Спустившись по металлическим ступеням трапа реактивного авиалайнера на землю аэропорта Блэкбурн, Монтсеррат, под жаркое карибское солнце ступил Брендан Патрик Пьер Префонтейн. Местного времени было три часа пополудни. Толстые пачки долларов в его карманах очень и очень помогали ему сохранять присутствие духа. Чрезвычайно примечательным, по мнению Префонтейна, являлся тот факт, что именно наличие денег вселяло в него чувство покоя и безопасности. Самое главное, продолжал твердить он себе, – это помнить, что мелкие купюры, его сдача, десятки и двадцатки, лежат в правом переднем кармане брюк, и ни в коем случае не ошибиться, чтобы не предъявить на свет пачку сотенных, дабы никто из окружающих не принял его за богатого туриста. Он всегда старался держаться в тени и быть как можно более неприметной и случайной фигурой.
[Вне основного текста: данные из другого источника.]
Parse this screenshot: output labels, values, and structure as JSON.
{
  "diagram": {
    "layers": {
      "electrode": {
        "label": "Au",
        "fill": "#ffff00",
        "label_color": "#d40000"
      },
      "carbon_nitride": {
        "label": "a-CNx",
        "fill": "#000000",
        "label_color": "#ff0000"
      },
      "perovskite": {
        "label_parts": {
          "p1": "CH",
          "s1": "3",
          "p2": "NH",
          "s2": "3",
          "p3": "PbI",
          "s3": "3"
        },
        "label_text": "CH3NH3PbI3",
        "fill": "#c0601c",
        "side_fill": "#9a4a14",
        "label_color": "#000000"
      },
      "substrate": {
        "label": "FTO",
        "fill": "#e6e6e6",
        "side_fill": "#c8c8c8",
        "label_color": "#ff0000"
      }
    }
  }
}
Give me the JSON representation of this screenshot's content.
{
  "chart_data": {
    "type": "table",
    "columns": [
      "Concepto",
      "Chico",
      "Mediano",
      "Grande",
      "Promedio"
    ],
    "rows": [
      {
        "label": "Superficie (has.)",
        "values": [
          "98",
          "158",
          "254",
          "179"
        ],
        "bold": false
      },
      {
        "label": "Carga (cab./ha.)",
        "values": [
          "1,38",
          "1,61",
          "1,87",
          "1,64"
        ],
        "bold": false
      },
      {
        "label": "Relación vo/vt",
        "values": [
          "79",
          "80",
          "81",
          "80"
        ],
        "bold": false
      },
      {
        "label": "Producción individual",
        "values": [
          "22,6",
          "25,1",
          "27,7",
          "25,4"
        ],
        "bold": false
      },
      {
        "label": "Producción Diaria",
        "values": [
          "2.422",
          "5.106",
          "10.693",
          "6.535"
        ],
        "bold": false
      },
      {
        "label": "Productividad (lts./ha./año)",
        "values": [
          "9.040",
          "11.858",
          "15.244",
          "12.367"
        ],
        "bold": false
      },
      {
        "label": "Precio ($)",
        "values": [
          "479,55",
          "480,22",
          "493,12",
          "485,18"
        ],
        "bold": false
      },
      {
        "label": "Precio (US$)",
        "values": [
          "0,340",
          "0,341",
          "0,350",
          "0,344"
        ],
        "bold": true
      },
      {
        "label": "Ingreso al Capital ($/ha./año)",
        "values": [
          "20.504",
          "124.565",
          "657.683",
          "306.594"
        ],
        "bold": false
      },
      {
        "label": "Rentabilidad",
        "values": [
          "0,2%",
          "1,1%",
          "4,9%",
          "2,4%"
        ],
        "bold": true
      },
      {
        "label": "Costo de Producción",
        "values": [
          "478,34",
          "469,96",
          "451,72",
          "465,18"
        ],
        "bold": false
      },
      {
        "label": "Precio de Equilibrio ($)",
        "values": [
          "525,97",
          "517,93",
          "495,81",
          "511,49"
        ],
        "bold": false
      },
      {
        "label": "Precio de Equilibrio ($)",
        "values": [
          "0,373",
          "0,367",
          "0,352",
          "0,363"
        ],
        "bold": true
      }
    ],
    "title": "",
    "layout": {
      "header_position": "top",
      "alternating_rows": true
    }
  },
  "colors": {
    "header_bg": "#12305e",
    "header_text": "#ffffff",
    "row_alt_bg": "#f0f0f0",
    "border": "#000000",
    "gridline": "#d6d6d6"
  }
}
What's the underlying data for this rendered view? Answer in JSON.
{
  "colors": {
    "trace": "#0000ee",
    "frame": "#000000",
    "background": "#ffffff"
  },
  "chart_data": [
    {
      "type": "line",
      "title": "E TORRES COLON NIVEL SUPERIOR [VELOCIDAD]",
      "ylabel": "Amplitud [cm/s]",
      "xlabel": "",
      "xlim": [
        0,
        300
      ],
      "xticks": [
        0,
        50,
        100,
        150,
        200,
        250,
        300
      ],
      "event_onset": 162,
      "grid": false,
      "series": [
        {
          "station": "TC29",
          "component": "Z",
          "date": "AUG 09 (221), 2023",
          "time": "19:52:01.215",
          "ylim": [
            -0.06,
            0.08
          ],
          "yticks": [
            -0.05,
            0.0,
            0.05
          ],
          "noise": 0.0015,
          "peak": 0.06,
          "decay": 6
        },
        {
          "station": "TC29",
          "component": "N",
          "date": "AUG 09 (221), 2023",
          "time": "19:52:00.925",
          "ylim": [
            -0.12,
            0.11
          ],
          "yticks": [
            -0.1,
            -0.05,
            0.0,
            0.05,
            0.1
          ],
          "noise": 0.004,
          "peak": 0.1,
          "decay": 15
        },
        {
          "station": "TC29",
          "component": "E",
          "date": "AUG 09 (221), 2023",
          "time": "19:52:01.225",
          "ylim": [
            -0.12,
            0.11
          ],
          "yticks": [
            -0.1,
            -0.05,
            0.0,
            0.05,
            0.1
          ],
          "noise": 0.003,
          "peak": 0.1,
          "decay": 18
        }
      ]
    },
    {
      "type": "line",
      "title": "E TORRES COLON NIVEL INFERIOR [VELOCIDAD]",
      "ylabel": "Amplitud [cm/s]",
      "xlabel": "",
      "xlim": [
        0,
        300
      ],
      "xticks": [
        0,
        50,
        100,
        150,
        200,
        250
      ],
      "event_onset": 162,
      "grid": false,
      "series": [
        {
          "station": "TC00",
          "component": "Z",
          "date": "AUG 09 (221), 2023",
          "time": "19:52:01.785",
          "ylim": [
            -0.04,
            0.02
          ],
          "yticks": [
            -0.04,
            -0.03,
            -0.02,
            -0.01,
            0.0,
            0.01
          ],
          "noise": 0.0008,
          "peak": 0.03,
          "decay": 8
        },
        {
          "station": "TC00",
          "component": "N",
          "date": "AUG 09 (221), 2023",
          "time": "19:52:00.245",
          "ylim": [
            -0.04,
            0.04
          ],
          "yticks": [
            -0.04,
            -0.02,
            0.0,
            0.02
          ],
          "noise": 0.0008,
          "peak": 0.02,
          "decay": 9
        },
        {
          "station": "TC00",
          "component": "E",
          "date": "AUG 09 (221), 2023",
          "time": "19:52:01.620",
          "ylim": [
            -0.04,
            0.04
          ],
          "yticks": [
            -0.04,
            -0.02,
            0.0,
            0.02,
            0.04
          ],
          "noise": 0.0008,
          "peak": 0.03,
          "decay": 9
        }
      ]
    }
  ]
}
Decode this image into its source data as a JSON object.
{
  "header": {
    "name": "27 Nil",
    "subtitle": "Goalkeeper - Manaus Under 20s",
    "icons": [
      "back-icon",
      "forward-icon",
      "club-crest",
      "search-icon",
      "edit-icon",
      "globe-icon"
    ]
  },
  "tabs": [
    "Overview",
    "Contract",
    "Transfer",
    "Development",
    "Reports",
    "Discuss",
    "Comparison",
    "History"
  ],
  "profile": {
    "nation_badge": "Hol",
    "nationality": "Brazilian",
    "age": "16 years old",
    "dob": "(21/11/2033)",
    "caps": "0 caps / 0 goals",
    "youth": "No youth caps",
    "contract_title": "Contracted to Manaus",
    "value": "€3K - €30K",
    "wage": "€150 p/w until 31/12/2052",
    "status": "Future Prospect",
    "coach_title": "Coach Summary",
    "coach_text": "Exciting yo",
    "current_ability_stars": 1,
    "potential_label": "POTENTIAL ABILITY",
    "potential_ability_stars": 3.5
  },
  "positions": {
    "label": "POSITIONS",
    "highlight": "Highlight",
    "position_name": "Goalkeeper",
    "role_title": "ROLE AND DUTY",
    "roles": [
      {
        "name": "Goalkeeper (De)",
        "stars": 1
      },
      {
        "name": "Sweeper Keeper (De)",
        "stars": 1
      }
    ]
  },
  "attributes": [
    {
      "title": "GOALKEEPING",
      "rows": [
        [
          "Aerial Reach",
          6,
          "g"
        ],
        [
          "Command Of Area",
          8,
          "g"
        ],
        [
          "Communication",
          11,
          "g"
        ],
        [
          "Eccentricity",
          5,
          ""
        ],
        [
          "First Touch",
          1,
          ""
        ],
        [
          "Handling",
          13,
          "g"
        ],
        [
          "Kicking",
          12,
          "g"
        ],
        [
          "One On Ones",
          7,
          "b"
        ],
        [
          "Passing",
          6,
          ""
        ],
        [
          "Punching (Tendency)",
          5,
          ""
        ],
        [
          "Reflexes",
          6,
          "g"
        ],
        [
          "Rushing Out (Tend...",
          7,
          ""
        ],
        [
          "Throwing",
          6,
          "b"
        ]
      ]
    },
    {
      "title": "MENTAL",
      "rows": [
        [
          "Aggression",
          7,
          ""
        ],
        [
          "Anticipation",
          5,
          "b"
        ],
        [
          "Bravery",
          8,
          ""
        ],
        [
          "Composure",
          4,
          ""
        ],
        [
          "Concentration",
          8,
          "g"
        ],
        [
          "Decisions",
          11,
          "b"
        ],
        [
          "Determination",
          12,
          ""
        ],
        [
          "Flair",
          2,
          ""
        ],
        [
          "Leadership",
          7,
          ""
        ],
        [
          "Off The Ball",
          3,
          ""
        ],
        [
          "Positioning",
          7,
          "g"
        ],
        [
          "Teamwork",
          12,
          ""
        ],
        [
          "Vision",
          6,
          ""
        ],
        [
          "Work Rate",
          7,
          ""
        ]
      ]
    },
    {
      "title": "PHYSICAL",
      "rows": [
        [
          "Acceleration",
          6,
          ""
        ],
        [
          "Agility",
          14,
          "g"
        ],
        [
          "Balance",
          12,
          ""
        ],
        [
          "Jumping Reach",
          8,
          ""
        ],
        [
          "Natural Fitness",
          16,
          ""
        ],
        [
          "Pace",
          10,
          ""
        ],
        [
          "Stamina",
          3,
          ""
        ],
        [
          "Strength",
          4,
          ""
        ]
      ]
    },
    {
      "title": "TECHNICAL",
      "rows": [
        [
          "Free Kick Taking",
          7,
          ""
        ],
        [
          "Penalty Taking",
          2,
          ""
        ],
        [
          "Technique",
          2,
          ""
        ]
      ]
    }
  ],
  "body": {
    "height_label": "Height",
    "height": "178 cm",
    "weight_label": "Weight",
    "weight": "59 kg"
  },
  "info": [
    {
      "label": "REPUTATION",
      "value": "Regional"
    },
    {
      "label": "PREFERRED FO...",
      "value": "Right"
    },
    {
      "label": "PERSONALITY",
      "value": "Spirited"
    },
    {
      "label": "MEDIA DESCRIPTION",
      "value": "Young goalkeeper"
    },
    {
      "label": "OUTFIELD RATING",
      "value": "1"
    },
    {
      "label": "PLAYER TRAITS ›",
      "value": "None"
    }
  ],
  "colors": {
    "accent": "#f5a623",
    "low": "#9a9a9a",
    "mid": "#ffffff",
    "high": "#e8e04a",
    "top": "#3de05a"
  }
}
Пребывая в подобном образе, он собирался как можно более непринужденно задавать на территории аэропорта весьма важные вопросы о женщине с двумя детьми, прибывшей на частном самолете прошлым утром.
Это и многое другое привело к тому, что он ощутил нарастающее беспокойство, когда совершенно потрясающая негритянка, клерк у стойки иммиграционного контроля, переговорив предварительно с кем-то по телефону, повесила трубку и сказала, обращаясь именно к нему:
– Не будете ли вы так добры, сэр, проследовать со мной?
Ее прекрасное лицо, живой и звонкий голос ничуть не умерили волнение судьи. Ибо красота и грация приглашающей его куда-то девушки совершенно не исключали последующий за этим суровый прием.
– Что-то не в порядке с моим паспортом, юная леди?
– Не сказала бы, сэр.
– В таком случае в чем дело? Почему бы вам попросту не проштемпелевать мой паспорт и не позволить мне пройти?
– Все ваши печати уже на месте, и проход разрешен, сэр. С этим нет проблем.
– Тогда зачем, собственно?..
– Пожалуйста, пройдемте со мной, сэр.